SelfCheck: Using LLMs to Zero-Shot Check Their Own Step-by-Step Reasoning

Authors: Ning Miao, Yee Whye Teh, Tom Rainforth

ICLR 2024 | Conference PDF | Archive PDF | Plain Text | LLM Run Details

Reproducibility Variable Result LLM Response
Research Type Experimental We test Self Check on math and logic-based datasets and find that it successfully recognizes errors and, in turn, increases final answer accuracies.
Researcher Affiliation Academia Ning Miao1* Yee Whye Teh1 Tom Rainforth1 1Department of Statistics, University of Oxford.
Pseudocode No The paper describes the stages of Self Check but does not provide structured pseudocode or an algorithm block.

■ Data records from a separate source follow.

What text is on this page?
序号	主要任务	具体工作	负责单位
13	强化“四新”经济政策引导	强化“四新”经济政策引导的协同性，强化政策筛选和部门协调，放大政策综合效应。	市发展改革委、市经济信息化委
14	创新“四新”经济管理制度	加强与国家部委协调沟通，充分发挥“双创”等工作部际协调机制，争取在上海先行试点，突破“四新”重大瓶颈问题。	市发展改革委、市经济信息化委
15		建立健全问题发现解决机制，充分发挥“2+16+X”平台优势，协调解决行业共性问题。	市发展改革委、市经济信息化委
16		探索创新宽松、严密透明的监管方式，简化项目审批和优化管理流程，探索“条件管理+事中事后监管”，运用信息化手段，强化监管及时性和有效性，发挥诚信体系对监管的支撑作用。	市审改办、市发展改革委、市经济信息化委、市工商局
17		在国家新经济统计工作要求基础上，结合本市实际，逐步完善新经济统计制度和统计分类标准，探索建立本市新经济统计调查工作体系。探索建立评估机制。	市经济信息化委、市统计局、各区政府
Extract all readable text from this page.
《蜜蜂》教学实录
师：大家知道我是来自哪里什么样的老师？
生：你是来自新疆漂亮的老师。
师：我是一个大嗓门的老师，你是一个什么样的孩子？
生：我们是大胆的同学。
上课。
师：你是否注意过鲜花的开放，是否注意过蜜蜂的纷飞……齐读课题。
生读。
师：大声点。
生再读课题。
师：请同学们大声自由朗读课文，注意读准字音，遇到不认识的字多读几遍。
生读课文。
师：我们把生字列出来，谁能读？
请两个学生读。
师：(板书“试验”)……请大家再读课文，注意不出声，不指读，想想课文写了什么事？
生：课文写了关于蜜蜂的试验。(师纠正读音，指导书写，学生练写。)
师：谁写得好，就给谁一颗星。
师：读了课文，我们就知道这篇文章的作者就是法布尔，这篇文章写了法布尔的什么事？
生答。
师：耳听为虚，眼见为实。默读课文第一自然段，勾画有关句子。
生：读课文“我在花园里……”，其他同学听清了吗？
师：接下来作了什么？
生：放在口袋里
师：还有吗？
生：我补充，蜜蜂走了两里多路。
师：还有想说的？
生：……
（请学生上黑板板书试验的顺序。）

Open Source Code No The paper does not contain any statement or link indicating the availability of open-source code for the described methodology.

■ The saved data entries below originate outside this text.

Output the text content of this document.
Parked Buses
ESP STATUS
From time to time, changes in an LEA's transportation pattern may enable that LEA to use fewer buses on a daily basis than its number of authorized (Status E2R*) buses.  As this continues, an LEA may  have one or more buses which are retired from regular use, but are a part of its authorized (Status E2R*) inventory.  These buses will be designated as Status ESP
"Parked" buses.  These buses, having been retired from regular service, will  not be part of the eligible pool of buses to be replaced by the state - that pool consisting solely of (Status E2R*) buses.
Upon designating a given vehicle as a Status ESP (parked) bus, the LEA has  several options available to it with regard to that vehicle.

Open Datasets Yes GSM8K (Cobbe et al., 2021), Math QA (Amini et al., 2019), and MATH (Hendrycks et al., 2021)
Dataset Splits No The paper mentions using test sets and a subset of the MATH test set, but does not provide specific details on training, validation, and test splits (e.g., percentages or exact counts for each split).
Hardware Specification No Restricted by the speed of Llama2 (70B, 4-bit) on our server (which is only 20 tokens/s) This indicates the use of a server and a specific Llama2 model but lacks specific hardware components (GPU, CPU models, etc.).
Software Dependencies Yes We use GPT-3.5 (gpt-3.5-0301) and GPT-4 (gpt-4-0613) as our LLMs, focusing in particular on the former due to budget restrictions. An additional experiment using Llama2 (70B, 4-bit, Touvron et al. (2023)) is provided in Appendix E.
Experiment Setup Yes We also fix λ1 = 1 and λ0 = 0.3 throughout our experiments. Because of the high cost of calling the GPT-4 API, we randomly sample 500 questions from each dataset to form the test sets and generate 2 (instead of 10) answers to each question.